"My name is wjm@mit.edu (though I have many aliases),
and I am an electronic flâneur. I hang out on the
network."
Entertaining, concise, and relentlessly probing, City of
Bits is a comprehensive introduction to a new type of city, a
largely invisible but increasingly important system of virtual spaces
interconnected by the emerging information superhighway.

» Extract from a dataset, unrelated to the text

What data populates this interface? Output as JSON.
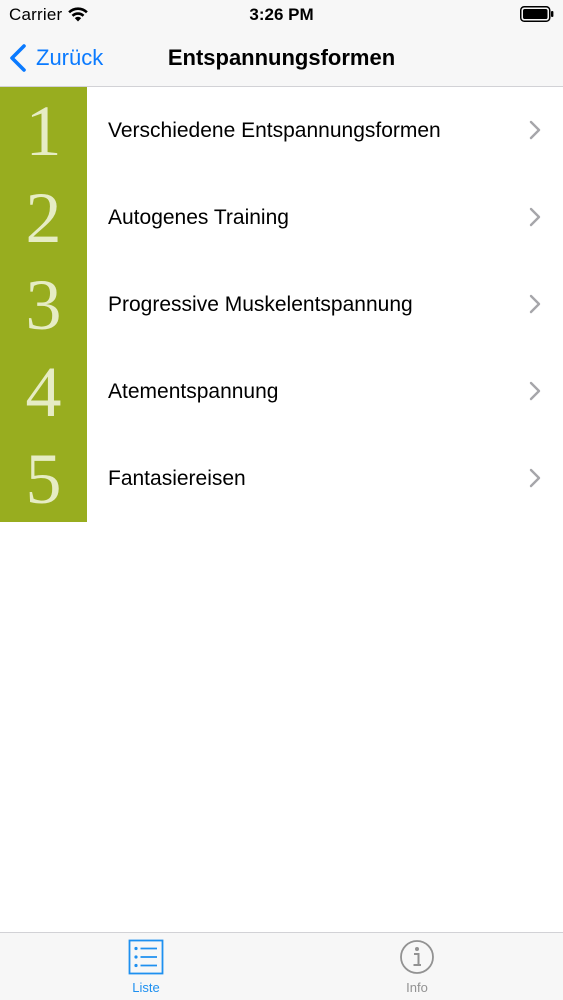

William
Mitchell makes extensive use of concrete, practical examples and
illustrations in a technically well-grounded yet accessible
examination of architecture and urbanism in the context of the digital
telecommunications revolution, the ongoing miniaturization of
electronics, the commodification of bits, and the growing domination
of software over materialized form.
In seven chapters - Pulling Glass, Electronic Agoras, Cyborg Citizens, Recombinant Architecture,
Soft Cities, Bit Biz, and Getting to the Good Bits -
Mitchell argues that the crucial issue before us is not one of putting
in place the digital plumbing of telecommunications links and
associated electronic appliances, nor even of producing content for
electronic delivery, but rather one of creating electronically
mediated environments for the kinds of lives that we want to
lead.
William J. Mitchell is Professor of Architecture and Media Arts and
Sciences and Dean of the School of Architecture and Planning at the
Massachusetts Institute of Technology. Among the books he has authored
or coauthored are The Reconfigured Eye: Visual Truth in the
Post-Photographic Era, The Logic of Architecture, The Poetics of
Gardens, Digital Design Media, The Art of Computer Graphics
Programming, and Computer-Aided Architectural Design.